Figure 2.. TGFβ control of priming-dependent lymphocyte responses in cancer

a, In secondary lymphoid organs, TGFβ inhibits naive CD4⁺ T cell, regulatory T (Treg) cell, naïve CD8⁺ T cell and memory-phenotype (MP) CD8⁺ T cell priming by dendritic cells (DCs). b, TGFβ also inhibits Th1 and Th2 cell, but promotes Th17 cell and peripheral Treg (pTreg) cell, differentiation by regulating expression of the transcription factors T-bet, GATA3, RORγt, and FOXP3, while its effect on T follicular helper (Tfh) cell differentiation is contextual. Among CD8⁺ T cells, TGFβ promotes differentiation of regulatory CD8⁺ T cells, in part by promoting expression of the transcription factor Helios. These cells reside in the B cell follicle where they can inhibit Tfh cell responses. In addition, TGFβ promotes tissue resident memory (Trm)-like cytotoxic T lymphocytes (CTLs) through expression of the integrin CD103, while also repressing CTL differentiation by suppressing expression of T-bet and Eomes, IFNγ and granzyme B, and promoting expression of the inhibitory receptor PD-1. c, TGFβ inhibits B cell proliferation, and promotes both IgA class-switching and migration from the light zone (LZ) and the dark zone (DZ) in the germinal centre. d-e, In the tumour, TGFβ, in part regulated by Treg cells, inhibits circulating T effector memory (Tem)-like CTL responses against mesenchymal phenotype cancer cells (d), while promoting Trm-like CTL responses, including cytotoxicity against epithelial cancer cells through CD103 interaction with E-cadherin (e). f-g, TGFβ also inhibits both Th1 and Th2 effector states. Should this inhibition be removed, IFNγ-producing Th1 cells can impact angiogenesis (f), ‘M1-like’ macrophage polarization and CTL function (g), while IL-4-producing Th2 cells can influence tissue-level vascularization and tumour tissue healing (f), ‘M2-like’ macrophage polarization and eosinophil responses (g), which collectively suppress tumor development by targeting cancer cells (g) and the cancer environment (f).

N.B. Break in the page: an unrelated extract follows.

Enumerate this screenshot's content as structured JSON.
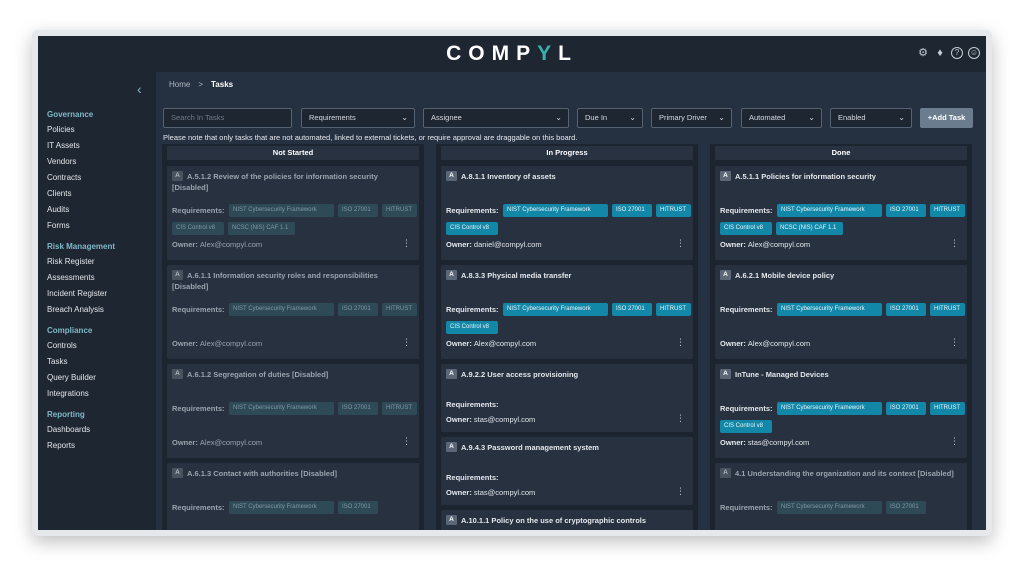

Figure 3.. TGFβ control of prewired innate lymphocyte and innate-like T cell responses in cancer

a, In the thymus, TGFβ is required for development of CD1d/lipid agonist antigen-reactive invariant Natural Killer T (iNKT) precursor (iNKTp) and MHC/peptide agonist antigen-reactive intraepithelial lymphocyte (IEL) precursor (IELp), likely through attenuated clonal deletion. In addition, TGFβ is required for the differentiation of IL-17-producing iNKT cells (iNKT17) and IL-17-producing ɣδ lineage T cells. b, In the bone marrow, the innate lymphoid cell progenitor (ILCp) gives rise to ILC1, ILC2, and ILC3, while the natural killer (NK) progenitor (NKp) gives rise to NK cells. TGFβ promotes differentiation of ILC2 in part via ST2 expression. c-d, In the tumor, TGFβ inhibits NK cell activation and effector function against mesenchymal phenotype cancer cells (c), while promoting cytotoxic ILC1s as well as killer innate-like T cells (ILTCKs) of both αβ and γδ T cell lineages that co-localize with epithelial cancer cells in part through CD103 interaction with E-cadherin (d). The cancer surveillance functions of NK cells, ILC1s and ILTCKs are additionally regulated by IL-15 and activation receptor signaling pathways.

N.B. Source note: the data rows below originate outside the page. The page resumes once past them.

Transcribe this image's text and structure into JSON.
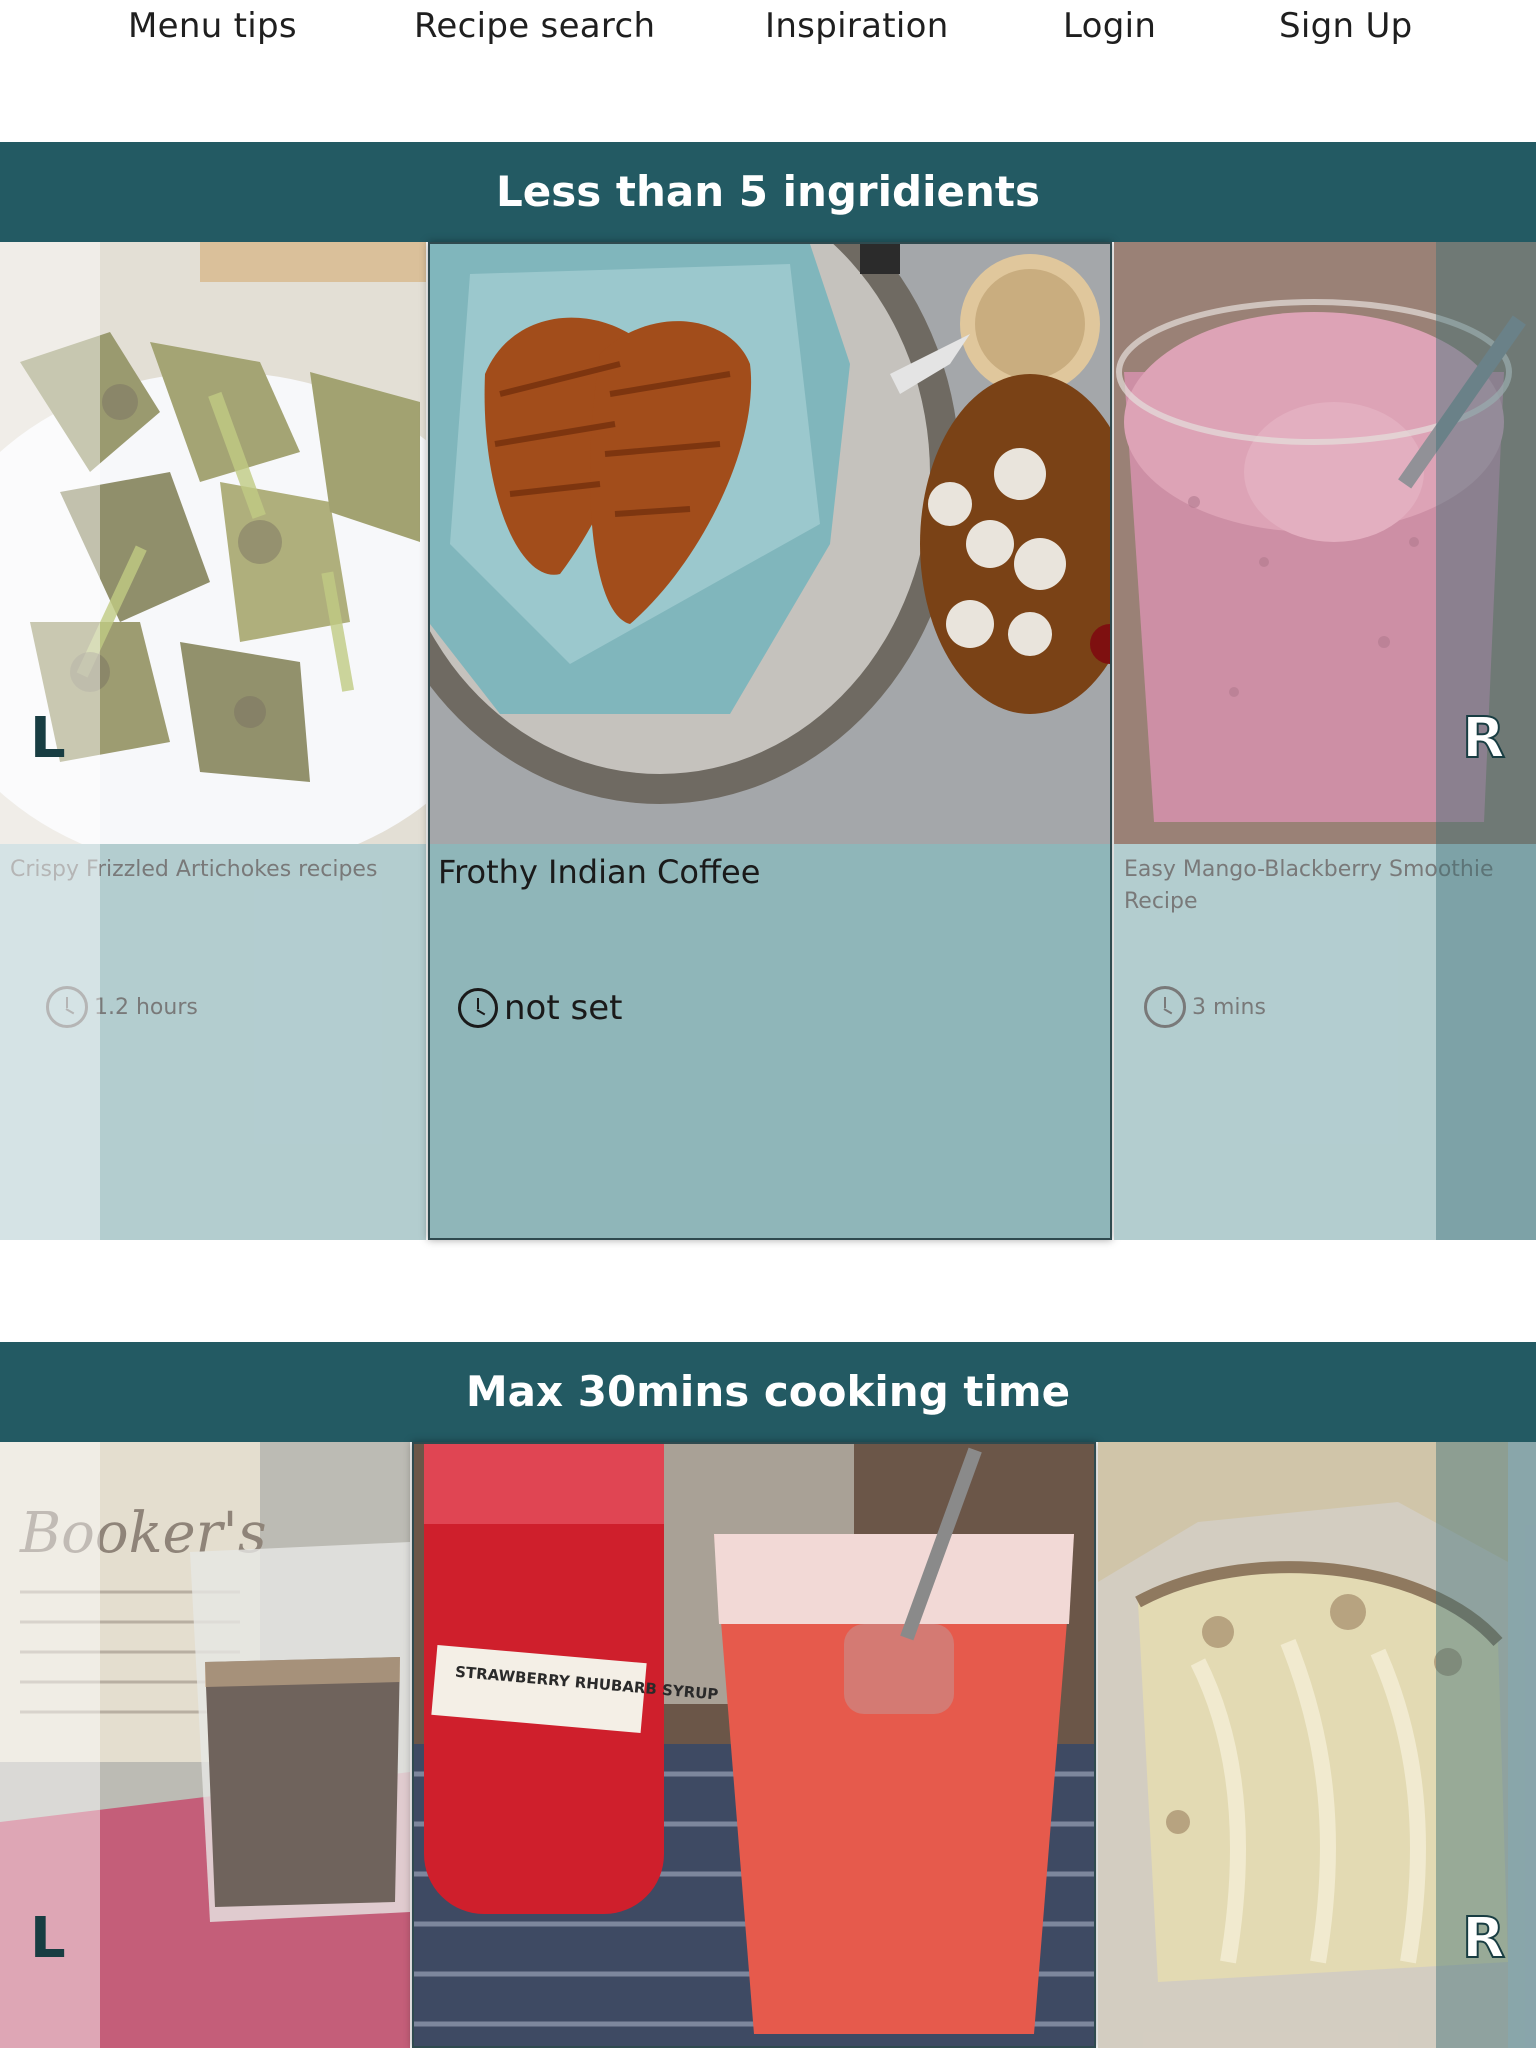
{
  "nav": {
    "items": [
      "Menu tips",
      "Recipe search",
      "Inspiration",
      "Login",
      "Sign Up"
    ]
  },
  "sections": [
    {
      "title": "Less than 5 ingridients",
      "cards": [
        {
          "title": "Crispy Frizzled Artichokes recipes",
          "time": "1.2 hours",
          "image": "fried-artichokes-photo"
        },
        {
          "title": "Frothy Indian Coffee",
          "time": "not set",
          "image": "croissants-coffee-photo"
        },
        {
          "title": "Easy Mango-Blackberry Smoothie Recipe",
          "time": "3 mins",
          "image": "berry-smoothie-photo"
        }
      ]
    },
    {
      "title": "Max 30mins cooking time",
      "cards": [
        {
          "title": "",
          "time": "",
          "image": "bourbon-glass-photo"
        },
        {
          "title": "",
          "time": "",
          "image": "strawberry-rhubarb-soda-photo"
        },
        {
          "title": "",
          "time": "",
          "image": "roasted-cabbage-photo"
        }
      ]
    }
  ],
  "photo_labels": {
    "syrup_bottle": "STRAWBERRY RHUBARB SYRUP",
    "bourbon_label": "Booker's"
  },
  "carousel": {
    "prev_label": "L",
    "next_label": "R"
  },
  "colors": {
    "band": "#235a63",
    "card_body": "#8fb6b9",
    "arrow": "#183d42"
  }
}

Figure 4.. Strategies to target the TGFβ pathway for cancer therapy

Pharmacological interventions of the TGFβ pathway are grouped into two categories: first, systemic blockade that acts on 1) the latency-associated peptide (LAP) and TGFβ complex, 2) the LAP/TGFβ tethering molecule GARP, 3) the LAP/ TGFβ activating integrin, 4) the active form of TGFβ, or 5) the TGFβ receptor with antibodies and the ectodomain of TGFBR2 (TGFβ Trap)-based biologics as well as small-molecule kinase inhibitors; and second, targeted blockade with bispecific molecules to deliver TGFβ Trap to targeted cell populations such as CD4⁺ T cells with 4T-Trap or PD-L1-expressing cancer cells with PD-L1-Trap, or overexpressing a dominant-negative mutant of TGFBR2 (TGFDNR) in tumor antigen-specific T cell receptor (TCR) T cells or cancer cell-reactive chimeric antigen receptor (CAR) T cells for cell therapy.